Thursday, January 28, 2010

moses

"Drawn Out"
Pharaoh's daughter named her son Moses because she drew him out of the water.

I visited the House of Moses yesterday.
This is a house solely for babies, Zambian babies that are drawn out of hopelessness.

Upon leaving this place, after holding a few babiesand doing very little to help anyone, I was feeling a bit hopeless myself. Not for the babies I had nestled in my arms or clapped with or rolled around on the floor with in play, but hopeless because I knew that these were not all of the babies.

Then I read the story of Moses.

Amram, Moses' mother, found herself in a situation that seemed humanly impossible, without hope.
She was one Hebrew surrounded by a sea of slavery, living under a law she could not change.
She couldn't change the world.
She couldn't even change her world.
She couldn't change the law.
She couldn't save all the babies.

Evil showed its ugliness on her every side and in the face of it, she did not destroy her son.
She saved him.

I am surrounded by evil and it frustrates every finger I lift to work against it.
Like Amram, I'm directing my war against the evil one towards the smallest of efforts.
A small act of courage set into motion the rescue of God's people from Egypt.

All he needs are small things, such as these few hours loving babies, to begin his redeeming work.
In the words of Mother Teresa, "small things with great love".

Saturday, January 23, 2010

freedom

I run in the path of your commands,
For you have set my heart free.

There is much freedom here in Zambia.
The Zambians teach me about this freedom that they have.
Rather than a sacrifice or a loss, I have seen a gain.

Freedom.

Freedom from image.
Free to get dirty.
Free to turn in early.
Free to wake up at 6 am just to be, not to be somewhere.
Free to nap.
Free to have a face kissed by the sun, no other color.
Free to be fat :)
Free time.
Free to be barefoot.
Free to let my laundry dry in the sunshine.
Free to write.
Free to love.
Free to teach.
Free to be taught.
Free to know the truth.
Free to seek the truth.
Free to be changed.
Free to be refreshed.
Free to walk through open doors.

In Christ's freedom there is also quality of life, enriched by his word. That increase in quality of life is the freedom he has shown me today.

It is for freedom that Christ has set us free. Stand firm, then, and do not let yourselves be burdened again by the yoke of slavery. Galatians 5:1

Monday, January 18, 2010

kauya


The only man who has held my heart in his hands is just under four feet tall.
With his smile, he has taken my love and run away with it in his bare feet.
My heart is satisfied when he snuggles into my arms.
His sunshine sweeps me off my feet.

I saw him today. I saw this sweet boy for the first time in almost six months.

Out in the village where there is no dust, just bright green grass, sunshine, and water puddles.
It's a different world than the one I left a few short months ago.
Kauya is different too, physically different. He is so thin, his frame so tiny.
He is so different that I could barely recognize his little figure from a distance.

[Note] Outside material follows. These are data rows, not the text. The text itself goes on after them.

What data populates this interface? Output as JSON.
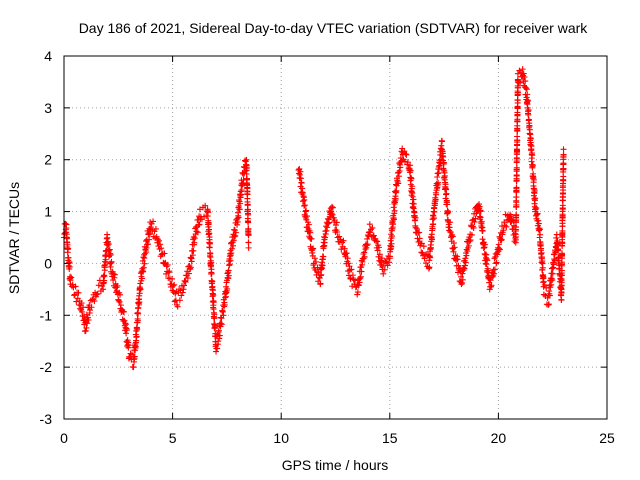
{
  "chart_data": {
    "type": "scatter",
    "title": "Day 186 of 2021, Sidereal Day-to-day VTEC variation (SDTVAR) for receiver wark",
    "xlabel": "GPS time / hours",
    "ylabel": "SDTVAR / TECUs",
    "xlim": [
      0,
      25
    ],
    "ylim": [
      -3,
      4
    ],
    "xticks": [
      0,
      5,
      10,
      15,
      20,
      25
    ],
    "yticks": [
      -3,
      -2,
      -1,
      0,
      1,
      2,
      3,
      4
    ],
    "grid": true,
    "marker": "+",
    "colors": {
      "series": "#ff0000",
      "grid": "#a0a0a0",
      "axes": "#000000"
    },
    "series": [
      {
        "name": "SDTVAR",
        "x": [
          0.0,
          0.1,
          0.2,
          0.3,
          0.5,
          0.7,
          0.9,
          1.0,
          1.2,
          1.5,
          1.8,
          2.0,
          2.2,
          2.5,
          2.8,
          3.0,
          3.2,
          3.3,
          3.5,
          3.8,
          4.0,
          4.3,
          4.6,
          4.9,
          5.2,
          5.5,
          5.8,
          6.0,
          6.3,
          6.6,
          7.0,
          7.1,
          7.4,
          7.7,
          8.0,
          8.2,
          8.4,
          8.5,
          10.8,
          11.0,
          11.2,
          11.5,
          11.8,
          12.0,
          12.3,
          12.6,
          12.9,
          13.2,
          13.5,
          13.8,
          14.1,
          14.4,
          14.7,
          15.0,
          15.3,
          15.6,
          15.9,
          16.2,
          16.5,
          16.8,
          17.1,
          17.4,
          17.7,
          18.0,
          18.3,
          18.6,
          18.9,
          19.1,
          19.3,
          19.6,
          19.9,
          20.2,
          20.5,
          20.8,
          20.9,
          21.1,
          21.3,
          21.5,
          21.7,
          21.9,
          22.1,
          22.3,
          22.5,
          22.7,
          22.9,
          23.0
        ],
        "y": [
          0.5,
          0.6,
          0.0,
          -0.4,
          -0.6,
          -0.8,
          -1.1,
          -1.3,
          -0.9,
          -0.6,
          -0.5,
          0.4,
          -0.2,
          -0.7,
          -1.2,
          -1.8,
          -2.0,
          -1.6,
          -0.5,
          0.3,
          0.7,
          0.4,
          0.0,
          -0.4,
          -0.8,
          -0.5,
          -0.1,
          0.4,
          0.9,
          1.0,
          -1.7,
          -1.5,
          -0.8,
          0.2,
          0.8,
          1.5,
          1.9,
          0.3,
          1.8,
          1.2,
          0.7,
          0.0,
          -0.4,
          0.4,
          1.0,
          0.5,
          0.2,
          -0.3,
          -0.6,
          0.1,
          0.6,
          0.3,
          -0.2,
          0.1,
          1.4,
          2.1,
          1.8,
          0.6,
          0.2,
          -0.1,
          1.2,
          2.2,
          0.7,
          0.1,
          -0.4,
          0.3,
          0.8,
          1.1,
          0.4,
          -0.5,
          0.0,
          0.6,
          0.9,
          0.4,
          3.5,
          3.6,
          3.2,
          2.2,
          1.0,
          0.5,
          -0.6,
          -0.8,
          -0.2,
          0.4,
          -0.7,
          2.1
        ]
      }
    ]
  }
}
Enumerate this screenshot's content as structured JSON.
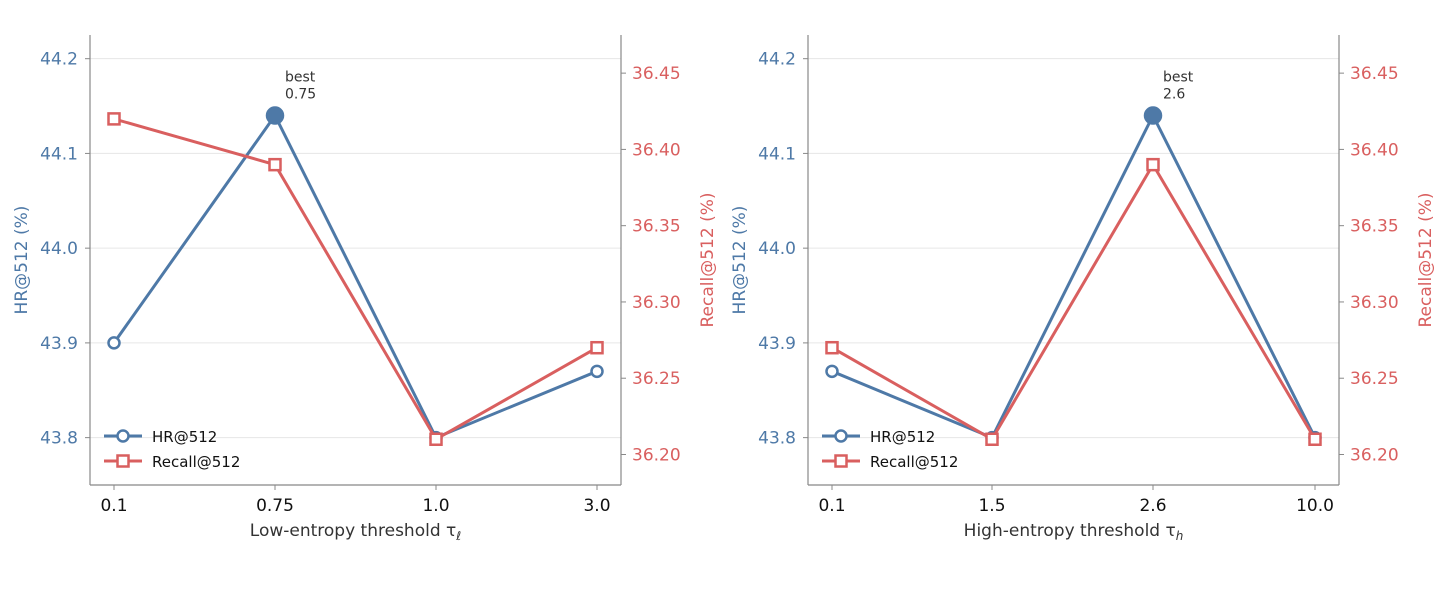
{
  "colors": {
    "hr": "#4e79a7",
    "recall": "#d95f5f",
    "axis": "#888888",
    "grid": "#e6e6e6",
    "text": "#333333"
  },
  "chart_data": [
    {
      "type": "line",
      "title": "",
      "xlabel": "Low-entropy threshold τ",
      "xlabel_sub": "ℓ",
      "categories": [
        "0.1",
        "0.75",
        "1.0",
        "3.0"
      ],
      "y_left": {
        "label": "HR@512 (%)",
        "ylim": [
          43.75,
          44.225
        ],
        "ticks": [
          43.8,
          43.9,
          44.0,
          44.1,
          44.2
        ],
        "tick_labels": [
          "43.8",
          "43.9",
          "44.0",
          "44.1",
          "44.2"
        ]
      },
      "y_right": {
        "label": "Recall@512 (%)",
        "ylim": [
          36.18,
          36.475
        ],
        "ticks": [
          36.2,
          36.25,
          36.3,
          36.35,
          36.4,
          36.45
        ],
        "tick_labels": [
          "36.20",
          "36.25",
          "36.30",
          "36.35",
          "36.40",
          "36.45"
        ]
      },
      "series": [
        {
          "name": "HR@512",
          "axis": "left",
          "marker": "circle",
          "values": [
            43.9,
            44.14,
            43.8,
            43.87
          ]
        },
        {
          "name": "Recall@512",
          "axis": "right",
          "marker": "square",
          "values": [
            36.42,
            36.39,
            36.21,
            36.27
          ]
        }
      ],
      "best": {
        "index": 1,
        "label": "best",
        "value": "0.75"
      },
      "legend": "lower-left",
      "grid": "horizontal"
    },
    {
      "type": "line",
      "title": "",
      "xlabel": "High-entropy threshold τ",
      "xlabel_sub": "h",
      "categories": [
        "0.1",
        "1.5",
        "2.6",
        "10.0"
      ],
      "y_left": {
        "label": "HR@512 (%)",
        "ylim": [
          43.75,
          44.225
        ],
        "ticks": [
          43.8,
          43.9,
          44.0,
          44.1,
          44.2
        ],
        "tick_labels": [
          "43.8",
          "43.9",
          "44.0",
          "44.1",
          "44.2"
        ]
      },
      "y_right": {
        "label": "Recall@512 (%)",
        "ylim": [
          36.18,
          36.475
        ],
        "ticks": [
          36.2,
          36.25,
          36.3,
          36.35,
          36.4,
          36.45
        ],
        "tick_labels": [
          "36.20",
          "36.25",
          "36.30",
          "36.35",
          "36.40",
          "36.45"
        ]
      },
      "series": [
        {
          "name": "HR@512",
          "axis": "left",
          "marker": "circle",
          "values": [
            43.87,
            43.8,
            44.14,
            43.8
          ]
        },
        {
          "name": "Recall@512",
          "axis": "right",
          "marker": "square",
          "values": [
            36.27,
            36.21,
            36.39,
            36.21
          ]
        }
      ],
      "best": {
        "index": 2,
        "label": "best",
        "value": "2.6"
      },
      "legend": "lower-left",
      "grid": "horizontal"
    }
  ]
}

We walked down to the new house being built in Chongwe, assessing the damage to its roof from the violent storm the night before.
Just before I entered the shell of a house, I saw him walking a good distance away and looking down towards me. I was not sure if it was him. I yelled "Kauya!". He raised his tiny little hand straight up in the air. It was him.

I let my joy and excitement just take me over. I started running through all kinds of mud, sediment, green mossy puddles. I didn't even look down. He was running too, in his pink crocs.

His tiny body took a leap up into my arms.

He was shy today, a new dynamic of his larger-than-life personality. His arms wrapped tightly around and his head pressed into my neck. He breathed the same relieved words over and over....Mama Mary, Mama Mary, Mama Mary.

I never knew my prince would be an orphan.